Volgens minister Leers moet, voordat over deze vragen duidelijkheid is, niet tot besluitvorming ten aanzien van dit belangrijke punt worden overgegaan.
Veel lidstaten steunden het voorstel van de Commissie intra-EU-vluchten (op dit moment) niet op te nemen (optie 1) en deelden de vragen en bedenkingen van Nederland. Maar het grootste deel van de lidstaten steunde het voorstel tot het verplicht opnemen van alle intra-EU-vluchten (optie 4) of vooral, al dan niet als aanloop tot deze verplichting, tot het facultatief opnemen van bepaalde intra-EU-vluchten op gerichte routes (optie 2). De Commissie zegde toe met extra voorbeelden met betrekking tot nut en noodzaak van het systeem te komen. Ten aanzien optie 2 zag commissaris Malmström risico’s voor de lidstaten, liggend in een te grote diversiteit aan risicovluchten en verschillen tussen lidstaten die wel of niet meedoen.
Uit de discussie kwam voorts naar voren dat vrijwel geen enkele lidstaat voorstander is van een centraal systeem voor de opslag van passagiersgegevens. Bulkgegevens worden decentraal verwerkt en de kosten moeten door de lidstaten worden gedragen. Met betrekking tot startkosten dacht commissaris Malmström aan cofinanciering.
Het Voorzitterschap concludeerde dat zich met betrekking tot intra-EU-vluchten een meerderheid aftekende voor optie 2 (het facultatief opnemen van bepaalde intra-EU-vluchten) en kondigde aan in de volgende Raad terug te zullen komen op dit onderwerp.
– Informatie van het Voorzitterschap over de triloog met het Europees Parlement op 16 maart 2011
Het Voorzitterschap gaf aan dat artikelen 10 (uitwisselen van gegevens) en 21 (verwijderen en blokkeren van websites met kinderpornografisch materiaal) de belangrijkste openstaande punten in de triloog zijn.

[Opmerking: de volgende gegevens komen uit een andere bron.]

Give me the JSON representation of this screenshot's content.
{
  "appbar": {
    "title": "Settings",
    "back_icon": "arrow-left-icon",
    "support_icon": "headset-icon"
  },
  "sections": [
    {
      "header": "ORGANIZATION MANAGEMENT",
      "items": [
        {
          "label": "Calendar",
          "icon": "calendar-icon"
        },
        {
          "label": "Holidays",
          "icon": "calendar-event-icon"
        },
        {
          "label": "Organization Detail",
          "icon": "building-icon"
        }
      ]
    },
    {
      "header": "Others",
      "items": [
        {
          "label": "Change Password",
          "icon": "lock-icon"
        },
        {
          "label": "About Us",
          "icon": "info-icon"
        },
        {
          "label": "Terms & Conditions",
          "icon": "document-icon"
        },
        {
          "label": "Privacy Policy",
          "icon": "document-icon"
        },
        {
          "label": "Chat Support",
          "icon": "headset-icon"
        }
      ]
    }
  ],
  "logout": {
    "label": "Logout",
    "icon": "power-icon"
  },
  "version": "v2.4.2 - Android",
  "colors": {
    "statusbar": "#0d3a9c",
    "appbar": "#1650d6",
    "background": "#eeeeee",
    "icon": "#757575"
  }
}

Andere belangrijke elementen zijn offline grooming en de bescherming van slachtoffers.
Met betrekking tot het uitwisselen van gegevens wees staatssecretaris Teeven op een gezamenlijk Nederlands-Luxemburgs voorstel over artikel 10. De staatssecretaris bepleitte met dit voorstel verruiming van de gegevensuitwisseling uit het strafregister tot niet-professionele activiteiten (vrijwilligerswerk) en invoering van een verplichting voor lidstaten om verzoeken om informatie uit het strafregister die verband houden met de toegang tot beroepen waarbij sprake is van regelmatig contact met kinderen in te willigen (een aanvulling op het kaderbesluit inzake de uitwisseling van gegevens uit het strafregister (2009/315/JHA) (ECRIS)). Dit voorstel zou volgens de staatssecretaris zowel voor de Raad als het Europees Parlement aanvaardbaar moeten kunnen zijn. Het voorstel lijkt op veel steun van lidstaten te kunnen rekenen.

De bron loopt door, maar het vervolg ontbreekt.